Government is not God. But the tendency of government is to take more and more god-like power for itself, and the tendency of people who do not know the true God, or who have forgotten who he is, is to give more and more god-like power to it.

“Caesar” (government) and Church occupy different “spheres.” Caesar generally handles practical matters of a secular society, while Church generally handles spiritual matters of truth, meaning, and godly behavior. When Caesar and Church keep to their spheres, it prevents Caesar from mandating what the church believes and practices, and it keeps Church from using the power of government to coerce belief and participation. Caesar bears “the sword”; Church proclaims the Cross.

This doesn’t mean that Caesar and Church leave one another completely alone: if Church takes on roles not appropriate for itself, such as coercing belief or murdering infidels, then Caesar rightfully restricts Church. Similarly, Church should speak truth to power and call attention to Caesar’s overreach and unrighteousness.

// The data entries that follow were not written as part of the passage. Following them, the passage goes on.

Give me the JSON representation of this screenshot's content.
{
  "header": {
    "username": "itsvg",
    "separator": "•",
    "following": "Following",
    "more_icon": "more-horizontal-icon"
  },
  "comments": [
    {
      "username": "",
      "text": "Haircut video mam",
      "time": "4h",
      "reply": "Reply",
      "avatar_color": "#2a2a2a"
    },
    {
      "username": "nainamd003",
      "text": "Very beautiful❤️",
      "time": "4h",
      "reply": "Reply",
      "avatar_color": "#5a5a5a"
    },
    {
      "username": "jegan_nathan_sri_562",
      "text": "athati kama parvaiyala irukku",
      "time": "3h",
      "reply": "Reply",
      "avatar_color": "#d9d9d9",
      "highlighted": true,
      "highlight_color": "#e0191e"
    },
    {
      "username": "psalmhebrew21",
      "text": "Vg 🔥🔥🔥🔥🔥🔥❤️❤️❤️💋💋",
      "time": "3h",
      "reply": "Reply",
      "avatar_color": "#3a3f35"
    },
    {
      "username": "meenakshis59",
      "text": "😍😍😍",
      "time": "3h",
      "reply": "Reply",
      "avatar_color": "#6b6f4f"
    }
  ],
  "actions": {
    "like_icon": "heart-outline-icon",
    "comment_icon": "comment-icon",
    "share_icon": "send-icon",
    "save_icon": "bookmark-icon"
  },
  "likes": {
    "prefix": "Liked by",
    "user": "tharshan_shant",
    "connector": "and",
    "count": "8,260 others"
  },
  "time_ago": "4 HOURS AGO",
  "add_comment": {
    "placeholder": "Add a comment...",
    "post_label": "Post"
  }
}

Additionally, Caesar does not replace the individual. There are duties and responsibilities appropriate for individual citizens that are not appropriate for Caesar, and vice versa. For example, “feed the hungry” is a charge directed to the individual (or Church), not Caesar; road-building and national defense are a task suitable to Caesar, not cousin Charles down the street.

At present, Caesar is tending to overreach in significant areas:

  • Life: Caesar is completely unprepared and ill-equipped to decide matters such as when life beings, when it should end (other than by its official “sword”), and what constitutes “quality” of life.
  • Religion: Caesar cannot tell Church, or individual believers, how to live before God or what constitutes a violation of conscience.
  • Meaning: Caesar has no foundation from which to re-define marriage, or the meaning of manhood and womanhood (gender).
  • Charity: The sheer volume of Caesar’s programs to feed the poor and clothe the naked displaces the ability and opportunity of individuals and Church to do so.

Government Should Keep the Peace

Caesar should protect its citizens from obvious external threats such as nations that want to kill or conquer us. But it should also protect us from terrorist threats, without and within, and protect us from economic manipulations by other nations.

Caesar should protect its citizens from internal threats, such as riots, treason, and anarchy.

But when Caesar engages in empire-building, manipulates strife in the world to feed a military-industrial complex, or foments strife domestically by pitting racial, socio-economic, ethnic and racial groups against one another, it has shirked its primary responsibility and is due for rebuke.

Government Should Champion Parity

Government cannot ensure equality of results without breaching one or many of its other duties. But it should ensure that justice, impartiality, and equality before the law have meaning for the daily lives of citizens.

When Caesar’s imminent domain power is used to take property from an individual and give it to a corporation, it is wrong. When the rich and powerful avoid prosecution for crimes that the poor and insignificant can’t escape, it is wrong. When Caesar’s own agents remain unanswerable and unaccountable to the people they serve, it is wrong.

This has implications on our concept of liberty. Caesar must make laws, and the making of even the most basic of laws encroaches on individual liberty. Caesar must take great care, therefore, that the encroachment on individual liberty is only to the extent necessary for Caesar to carry out it most basic functions.

Government Should Promote Prosperity

Caesar cannot produce prosperity. But there are certain things that it must do in order to serve the common good.

  • Taxation. It is proper for Caesar to levy taxes, but only such as are necessary for it to carry out those actions proper for its sphere.
  • Punishment. It is proper for Caesar to establish law and order, and to use the “sword,” or the power of punishment and even execution, to do so. But Caesar should recognize “good” and “evil,” promoting the former and discouraging the latter.

Caesar cannot produce prosperity, but there are things it must do in order to avoid being an impediment to the prosperity of its people.

  • Property. Caesar must protect its citizens’ property rights, else the foundation of our economy is destroyed.
  • Money Supply. Caesar must ensure that it does not steal from its citizens by careless oversight of the money supply, through excessive inflation or other devaluation of money.
  • Debt. Caesar, like every household, must live within its means. Excessive national debt, such as we currently experience, is an abomination, and threatens both our liberty and prosperity.

God’s Agent

God has established governmental authority in the world in order to punish evil, promote good, and enable people to live peaceable and quiet lives. The Christian citizen can make an informed and edifying decision regarding not which candidate is “most Christian,” but which one is more likely to keep Caesar in its biblical place.